How long will it take for the process to be mass produced?
Is six years or by 2020 or so enough for a few major battery producers to do it? Will patent legal battles be used to stop mass production?
Posted by: HarveyD | 27 April 2014 at 07:15 AM
I've been one of the early supporters on here for full BEVs and hoping for a breakthrough to make them reality for most of us.
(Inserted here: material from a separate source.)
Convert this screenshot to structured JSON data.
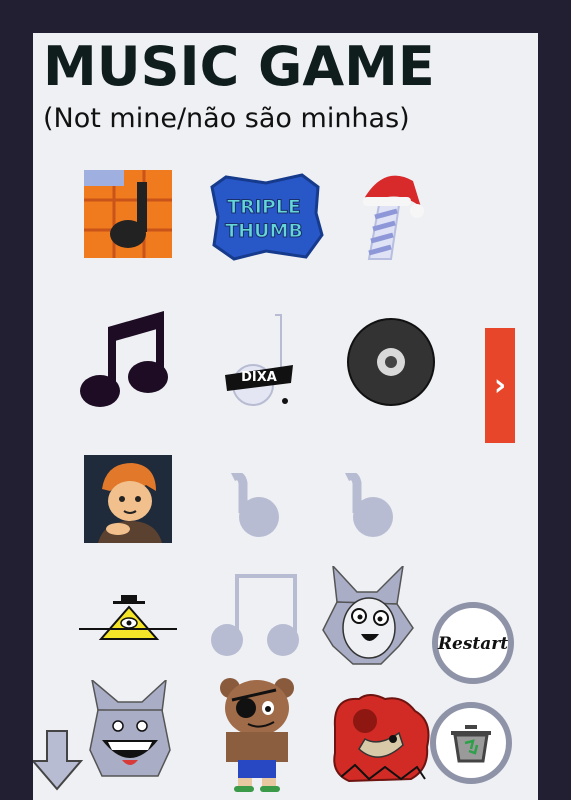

But I've also become one of the most cynical skeptics over the years. Not sure why, but this one feels real to me and makes me think it could be a big player in that next step to useful, next gen batteries.
Posted by: DaveD | 27 April 2014 at 09:51 AM
There are just too many applications which need/want improved batteries and too much R&D flowing to them to keep them from being developed. The cells in the Tesla battery aren't the product of automotive development, but for powering laptops.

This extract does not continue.